O UNIVERSO CONTA

 

Na penúltima plataforma da estação 

de trem da cidade

Parte -2

– Fiquei uma hora esperando... – comentou ele, me olhando entre os cabelos que tocavam os ombros, enquanto caminhávamos pelo saguão. Seu olhar parecia me atravessar. Fiquei mais nervosa ainda.

– É-é q-que teve dois acidentes na estrada, foi um horror! – Gaguejei… eu pegar o ônibus com aquele motorista era um dos acidentes e a leve caída de um motoqueiro foi o outro. Não quis comentar sobre a demora do ônibus. 

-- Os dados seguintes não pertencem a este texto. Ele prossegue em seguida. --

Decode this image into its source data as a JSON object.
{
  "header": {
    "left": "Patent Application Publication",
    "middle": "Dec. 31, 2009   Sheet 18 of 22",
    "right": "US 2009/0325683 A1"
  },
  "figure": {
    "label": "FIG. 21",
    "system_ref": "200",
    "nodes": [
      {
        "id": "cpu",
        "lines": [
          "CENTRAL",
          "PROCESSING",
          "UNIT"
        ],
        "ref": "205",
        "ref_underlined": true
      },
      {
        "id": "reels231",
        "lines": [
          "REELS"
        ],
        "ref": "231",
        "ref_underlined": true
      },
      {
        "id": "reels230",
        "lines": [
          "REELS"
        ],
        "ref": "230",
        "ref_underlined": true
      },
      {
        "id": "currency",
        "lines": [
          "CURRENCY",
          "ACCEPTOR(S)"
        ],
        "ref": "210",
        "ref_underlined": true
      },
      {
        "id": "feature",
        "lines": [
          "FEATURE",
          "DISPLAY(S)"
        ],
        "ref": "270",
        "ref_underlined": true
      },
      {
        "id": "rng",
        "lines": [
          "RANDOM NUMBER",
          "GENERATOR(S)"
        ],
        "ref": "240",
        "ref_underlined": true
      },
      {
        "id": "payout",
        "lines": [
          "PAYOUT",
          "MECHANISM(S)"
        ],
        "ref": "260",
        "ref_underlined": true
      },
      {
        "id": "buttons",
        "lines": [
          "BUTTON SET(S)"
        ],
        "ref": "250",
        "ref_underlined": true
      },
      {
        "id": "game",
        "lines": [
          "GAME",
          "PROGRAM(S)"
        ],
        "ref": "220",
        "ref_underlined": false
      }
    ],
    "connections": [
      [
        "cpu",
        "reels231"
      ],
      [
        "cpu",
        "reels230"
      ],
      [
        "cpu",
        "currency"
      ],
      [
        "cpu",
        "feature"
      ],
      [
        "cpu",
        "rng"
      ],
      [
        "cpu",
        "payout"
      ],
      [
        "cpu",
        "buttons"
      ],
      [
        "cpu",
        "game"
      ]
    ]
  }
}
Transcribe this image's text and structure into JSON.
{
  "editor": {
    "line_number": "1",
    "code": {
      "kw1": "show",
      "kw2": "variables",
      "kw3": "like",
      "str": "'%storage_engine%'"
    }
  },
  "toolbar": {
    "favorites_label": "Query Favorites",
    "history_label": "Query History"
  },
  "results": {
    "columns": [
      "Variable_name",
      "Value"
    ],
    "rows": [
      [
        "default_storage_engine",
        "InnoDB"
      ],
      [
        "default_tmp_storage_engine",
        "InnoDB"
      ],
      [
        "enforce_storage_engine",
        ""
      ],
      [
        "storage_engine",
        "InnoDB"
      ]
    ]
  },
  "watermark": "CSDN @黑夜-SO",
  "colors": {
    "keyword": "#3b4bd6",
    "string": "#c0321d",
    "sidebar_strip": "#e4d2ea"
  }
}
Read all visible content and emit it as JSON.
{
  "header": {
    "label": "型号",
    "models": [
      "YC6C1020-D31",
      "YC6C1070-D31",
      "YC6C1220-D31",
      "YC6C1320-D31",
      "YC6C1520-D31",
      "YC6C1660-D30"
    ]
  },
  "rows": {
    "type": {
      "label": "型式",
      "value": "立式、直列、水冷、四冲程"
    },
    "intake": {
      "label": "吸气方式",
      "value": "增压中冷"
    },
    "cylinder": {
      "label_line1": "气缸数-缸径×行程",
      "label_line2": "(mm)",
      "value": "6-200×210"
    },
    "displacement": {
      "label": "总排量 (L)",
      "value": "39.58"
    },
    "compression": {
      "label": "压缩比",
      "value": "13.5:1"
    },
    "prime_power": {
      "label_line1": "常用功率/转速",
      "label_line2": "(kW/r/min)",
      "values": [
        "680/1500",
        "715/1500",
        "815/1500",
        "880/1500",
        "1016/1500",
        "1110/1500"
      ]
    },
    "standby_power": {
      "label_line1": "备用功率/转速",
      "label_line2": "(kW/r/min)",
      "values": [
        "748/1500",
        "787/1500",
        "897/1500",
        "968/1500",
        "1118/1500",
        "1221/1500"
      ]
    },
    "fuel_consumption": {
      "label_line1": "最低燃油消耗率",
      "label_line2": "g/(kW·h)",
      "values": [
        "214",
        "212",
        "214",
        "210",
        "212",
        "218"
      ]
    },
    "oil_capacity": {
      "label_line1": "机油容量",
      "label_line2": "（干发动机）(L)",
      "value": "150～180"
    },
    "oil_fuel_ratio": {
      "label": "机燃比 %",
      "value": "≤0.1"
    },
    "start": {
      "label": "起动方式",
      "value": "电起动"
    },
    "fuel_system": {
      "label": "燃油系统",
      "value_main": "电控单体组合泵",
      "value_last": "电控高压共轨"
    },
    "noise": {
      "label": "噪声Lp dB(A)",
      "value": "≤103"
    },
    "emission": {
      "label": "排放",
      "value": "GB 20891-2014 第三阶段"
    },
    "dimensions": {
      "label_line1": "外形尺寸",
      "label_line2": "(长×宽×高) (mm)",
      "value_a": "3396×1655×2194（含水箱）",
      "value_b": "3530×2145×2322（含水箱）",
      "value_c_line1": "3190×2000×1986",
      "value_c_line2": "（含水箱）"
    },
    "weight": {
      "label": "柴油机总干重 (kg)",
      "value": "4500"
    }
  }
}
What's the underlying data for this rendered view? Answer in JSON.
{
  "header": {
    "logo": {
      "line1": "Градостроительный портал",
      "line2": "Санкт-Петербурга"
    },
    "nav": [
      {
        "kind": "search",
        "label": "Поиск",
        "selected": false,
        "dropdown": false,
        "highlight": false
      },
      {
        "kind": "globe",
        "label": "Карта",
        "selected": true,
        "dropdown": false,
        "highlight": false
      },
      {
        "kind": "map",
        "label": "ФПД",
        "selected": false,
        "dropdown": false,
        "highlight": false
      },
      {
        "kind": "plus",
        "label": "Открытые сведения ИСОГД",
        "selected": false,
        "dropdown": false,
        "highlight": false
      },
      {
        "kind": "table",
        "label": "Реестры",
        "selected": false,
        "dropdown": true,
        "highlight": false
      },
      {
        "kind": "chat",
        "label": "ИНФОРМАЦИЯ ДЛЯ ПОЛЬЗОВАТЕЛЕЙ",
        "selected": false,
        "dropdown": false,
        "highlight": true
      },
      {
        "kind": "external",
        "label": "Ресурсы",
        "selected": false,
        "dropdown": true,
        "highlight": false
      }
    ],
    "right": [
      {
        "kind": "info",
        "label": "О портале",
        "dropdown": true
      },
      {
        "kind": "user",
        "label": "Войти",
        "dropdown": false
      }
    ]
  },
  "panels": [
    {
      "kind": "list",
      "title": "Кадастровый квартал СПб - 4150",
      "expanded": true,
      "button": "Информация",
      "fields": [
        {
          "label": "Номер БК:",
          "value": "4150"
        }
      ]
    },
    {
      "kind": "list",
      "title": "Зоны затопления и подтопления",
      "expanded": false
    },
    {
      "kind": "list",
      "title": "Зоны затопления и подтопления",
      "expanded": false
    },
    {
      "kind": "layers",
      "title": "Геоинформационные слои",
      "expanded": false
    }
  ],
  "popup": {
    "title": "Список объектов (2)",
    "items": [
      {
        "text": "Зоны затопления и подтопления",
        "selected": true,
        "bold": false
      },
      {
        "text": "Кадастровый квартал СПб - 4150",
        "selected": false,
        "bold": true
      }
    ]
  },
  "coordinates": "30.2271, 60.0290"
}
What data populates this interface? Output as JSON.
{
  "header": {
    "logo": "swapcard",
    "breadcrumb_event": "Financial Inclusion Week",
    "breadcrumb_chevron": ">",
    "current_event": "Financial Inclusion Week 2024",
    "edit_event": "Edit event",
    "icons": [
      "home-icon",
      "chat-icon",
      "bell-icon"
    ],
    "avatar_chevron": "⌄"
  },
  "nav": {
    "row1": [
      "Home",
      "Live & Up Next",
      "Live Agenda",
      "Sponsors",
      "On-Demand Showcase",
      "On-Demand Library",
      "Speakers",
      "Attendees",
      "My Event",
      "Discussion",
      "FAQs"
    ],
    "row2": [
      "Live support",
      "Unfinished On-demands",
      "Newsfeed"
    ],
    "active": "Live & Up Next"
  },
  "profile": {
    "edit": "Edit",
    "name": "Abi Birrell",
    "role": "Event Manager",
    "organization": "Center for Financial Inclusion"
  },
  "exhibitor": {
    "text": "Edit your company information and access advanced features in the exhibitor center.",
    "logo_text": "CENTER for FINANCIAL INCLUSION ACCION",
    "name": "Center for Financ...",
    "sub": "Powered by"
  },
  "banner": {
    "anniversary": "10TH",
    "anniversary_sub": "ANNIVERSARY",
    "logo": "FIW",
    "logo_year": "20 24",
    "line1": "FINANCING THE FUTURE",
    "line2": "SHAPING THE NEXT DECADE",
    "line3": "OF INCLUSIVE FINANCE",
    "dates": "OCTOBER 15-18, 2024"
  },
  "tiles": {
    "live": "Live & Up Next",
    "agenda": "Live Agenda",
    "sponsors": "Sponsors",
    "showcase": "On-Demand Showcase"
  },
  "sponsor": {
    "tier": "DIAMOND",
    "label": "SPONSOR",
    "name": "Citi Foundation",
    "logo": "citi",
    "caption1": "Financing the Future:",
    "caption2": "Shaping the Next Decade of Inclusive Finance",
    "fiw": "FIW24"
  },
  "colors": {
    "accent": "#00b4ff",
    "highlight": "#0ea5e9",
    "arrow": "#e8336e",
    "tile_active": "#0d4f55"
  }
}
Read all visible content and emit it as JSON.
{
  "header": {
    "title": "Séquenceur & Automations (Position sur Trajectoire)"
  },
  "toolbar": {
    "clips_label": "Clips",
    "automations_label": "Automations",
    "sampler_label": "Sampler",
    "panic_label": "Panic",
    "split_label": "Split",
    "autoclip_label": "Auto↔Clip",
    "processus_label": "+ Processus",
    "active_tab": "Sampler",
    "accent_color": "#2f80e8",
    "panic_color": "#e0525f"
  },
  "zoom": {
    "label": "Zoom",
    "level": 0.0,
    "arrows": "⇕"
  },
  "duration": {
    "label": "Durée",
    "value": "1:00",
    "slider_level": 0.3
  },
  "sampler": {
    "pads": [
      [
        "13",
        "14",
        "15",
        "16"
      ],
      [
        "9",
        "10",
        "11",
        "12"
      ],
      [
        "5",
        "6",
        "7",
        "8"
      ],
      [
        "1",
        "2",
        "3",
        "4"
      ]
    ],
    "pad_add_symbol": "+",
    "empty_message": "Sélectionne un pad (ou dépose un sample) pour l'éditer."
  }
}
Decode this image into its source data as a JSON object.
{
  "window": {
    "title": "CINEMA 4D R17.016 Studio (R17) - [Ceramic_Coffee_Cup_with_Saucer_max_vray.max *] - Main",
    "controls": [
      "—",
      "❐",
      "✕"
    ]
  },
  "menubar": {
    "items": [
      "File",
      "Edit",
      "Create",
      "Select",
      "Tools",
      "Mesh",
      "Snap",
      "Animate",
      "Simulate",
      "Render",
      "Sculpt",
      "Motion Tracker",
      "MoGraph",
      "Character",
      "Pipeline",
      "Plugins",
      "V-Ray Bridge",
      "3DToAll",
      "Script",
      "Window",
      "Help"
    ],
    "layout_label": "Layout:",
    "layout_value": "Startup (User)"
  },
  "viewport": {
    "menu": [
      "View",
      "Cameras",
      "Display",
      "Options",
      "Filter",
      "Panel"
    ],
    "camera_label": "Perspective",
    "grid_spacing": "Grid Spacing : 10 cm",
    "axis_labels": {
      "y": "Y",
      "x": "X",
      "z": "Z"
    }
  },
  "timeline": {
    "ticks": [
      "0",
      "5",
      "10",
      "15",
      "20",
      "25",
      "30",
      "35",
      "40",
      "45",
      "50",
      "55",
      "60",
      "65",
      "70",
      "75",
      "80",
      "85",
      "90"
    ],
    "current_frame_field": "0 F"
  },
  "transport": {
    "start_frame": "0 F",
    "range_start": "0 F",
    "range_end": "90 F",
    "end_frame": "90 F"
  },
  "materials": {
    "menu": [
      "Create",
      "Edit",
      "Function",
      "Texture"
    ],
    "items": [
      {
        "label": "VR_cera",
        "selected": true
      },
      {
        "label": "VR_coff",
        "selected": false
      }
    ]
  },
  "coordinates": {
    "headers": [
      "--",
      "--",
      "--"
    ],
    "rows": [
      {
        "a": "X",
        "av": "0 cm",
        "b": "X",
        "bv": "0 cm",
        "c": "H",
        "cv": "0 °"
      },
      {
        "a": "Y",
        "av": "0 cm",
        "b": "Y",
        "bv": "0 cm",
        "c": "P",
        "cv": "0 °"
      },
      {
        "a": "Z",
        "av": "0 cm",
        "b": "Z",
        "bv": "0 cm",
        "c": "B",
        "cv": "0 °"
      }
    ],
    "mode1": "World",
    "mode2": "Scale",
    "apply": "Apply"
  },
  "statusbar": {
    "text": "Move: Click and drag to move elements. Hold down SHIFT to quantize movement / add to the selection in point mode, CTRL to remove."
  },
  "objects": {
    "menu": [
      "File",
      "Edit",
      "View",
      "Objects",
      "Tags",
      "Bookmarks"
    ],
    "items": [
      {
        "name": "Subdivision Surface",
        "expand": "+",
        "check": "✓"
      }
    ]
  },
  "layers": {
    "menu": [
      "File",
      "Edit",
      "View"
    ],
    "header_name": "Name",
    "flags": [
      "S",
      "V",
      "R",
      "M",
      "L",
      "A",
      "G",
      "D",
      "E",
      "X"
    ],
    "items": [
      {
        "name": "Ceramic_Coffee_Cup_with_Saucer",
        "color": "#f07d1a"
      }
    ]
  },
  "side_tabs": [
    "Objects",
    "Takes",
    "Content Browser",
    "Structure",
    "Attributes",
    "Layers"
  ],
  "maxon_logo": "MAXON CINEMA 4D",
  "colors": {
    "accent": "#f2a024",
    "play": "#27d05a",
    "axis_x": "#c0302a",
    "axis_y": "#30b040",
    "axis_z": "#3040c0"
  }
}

Passamos pela bilheteria, pela roleta e fomos em direção aos trens, a ideia era sentar nos bancos e conversar, talvez observar as pessoas, o entra-e-sai das locomotivas, as vidas tão incógnitas e insignificantes que passavam por nós. Qualquer uma daquelas pessoas poderia desaparecer num passe de mágica e nem levantaríamos do banco para procurá-la, mas ela com certeza faria um imenso buraco de dor na vida de outras tantas, que também desconhecíamos. Essa insignificância alheia me intrigava, do mesmo jeito que qualquer coisa que se movimente intriga um gato. Observei-as com certo divertimento e adivinhei suas vidas, idealizei condições interiores de suas mentes, cheguei a sentir um rápido medo de que fossem apenas figurantes de alguma “Matrix”... Enfim, ideias de uma menina de 20 anos. Aquele calor seco e mormacento estava me deixando confusa. Hora a plataforma enchia, hora esvaziava como a maré da praia.

A tarde estava indo e conversamos sobre várias coisas, ele observava meu rosto como um colecionar apaixonado examinando a escultura rara para completar sua coleção. Meu coração batia naquela presença de olhares fulminantes. Ele falava de algo relacionado a ele e suas crenças, enquanto eu balançava minha cabeça com credulidade e profunda admiração. Coloquei a mão em frente ao rosto e ri do cenário completo, parecia uma entrevista!, só ele falava e eu não tinha forças ou coragem de interromper com as minhas histórias. Quando ele virava para o lado oposto, escondendo o rosto novamente, eu podia observá-lo sem medo. Quando seria a próxima vez que nos veríamos? Por que eu sentia tanto medo e me retraia na presença dele? A tarde descia e a despedida já se aproximava, eu não podia voltar muito tarde para casa, porém não queria ir ainda.

No meio de uma das nossas discussões, um tanto filosóficas, olhei para o relógio do celular, a noite caía firme, e anunciei que já se aproximava da hora de irmos embora. Repentinamente, ele tocou no meu rosto! Carregava uma expressão de quem não ouviu uma palavra do que eu disse antes, e eu paralisei quase sem respirar, era a primeira vez que ele tocava em mim, depois de muitos anos. Alisou sutilmente minha face enquanto eu corava (ou era sua mão que esquentava minha face?) não senti força alguma em mim para me mexer ou me afastar, apenas meu rosto pegando fogo. Já não havia pessoas em nossa volta, nem nos bancos nem na plataforma, e no fundo do túnel o barulho de trem se aproximava tão abafado que demorei a notar, as batidas fortes do meu coração ensurdeceram o barulho do redor.


Mas antes que eu pudesse tentar recuperar os movimentos do meu corpo, só pude ver o brilho de algo vindo na minha direção, um raio afiado e doloroso, decepando minha cabeça por inteiro, foi tão depressa que nem pude me defender! Quis mover meu corpo e já era tarde de mais, estava incompleto; ele o jogou nos trilhos e o trem terminou o serviço nas rodas dos vagões. Minha cabeça ficou nas mãos dele, ainda viva, na mesma expressão de timidez e nervosismo de outrora. Ninguém mais viu o que aconteceu.

Aqui, no seu quarto o observo de cima dessa pequena estante empoeirada, ele me observa várias vezes também, tantas trocas de olhares sem palavras... Às vezes ele recita versos de Nietzsche, voltado para a janela, de costas para mim, e depois vira e me encara mudamente, seus olhos num brilho intenso e incógnito. Junto a mim, brigando por espaço, alguns discos dos deuses do rock dos anos 60, os vários cadernos com anotações e pensamentos dele, toda a coleção de psicanálise de Freud e a faca preta de açougueiro, já limpa, já polida, esperando pela próxima vítima, ou não? E meu corpo ficou jogado, perdido na lembrança da noite, na penúltima plataforma da estação de trem da cidade.

FIM


Miriam Coelho


"Quanto mais arte, menos violência. Quanto mais arte, mais consciência, menos ignorância."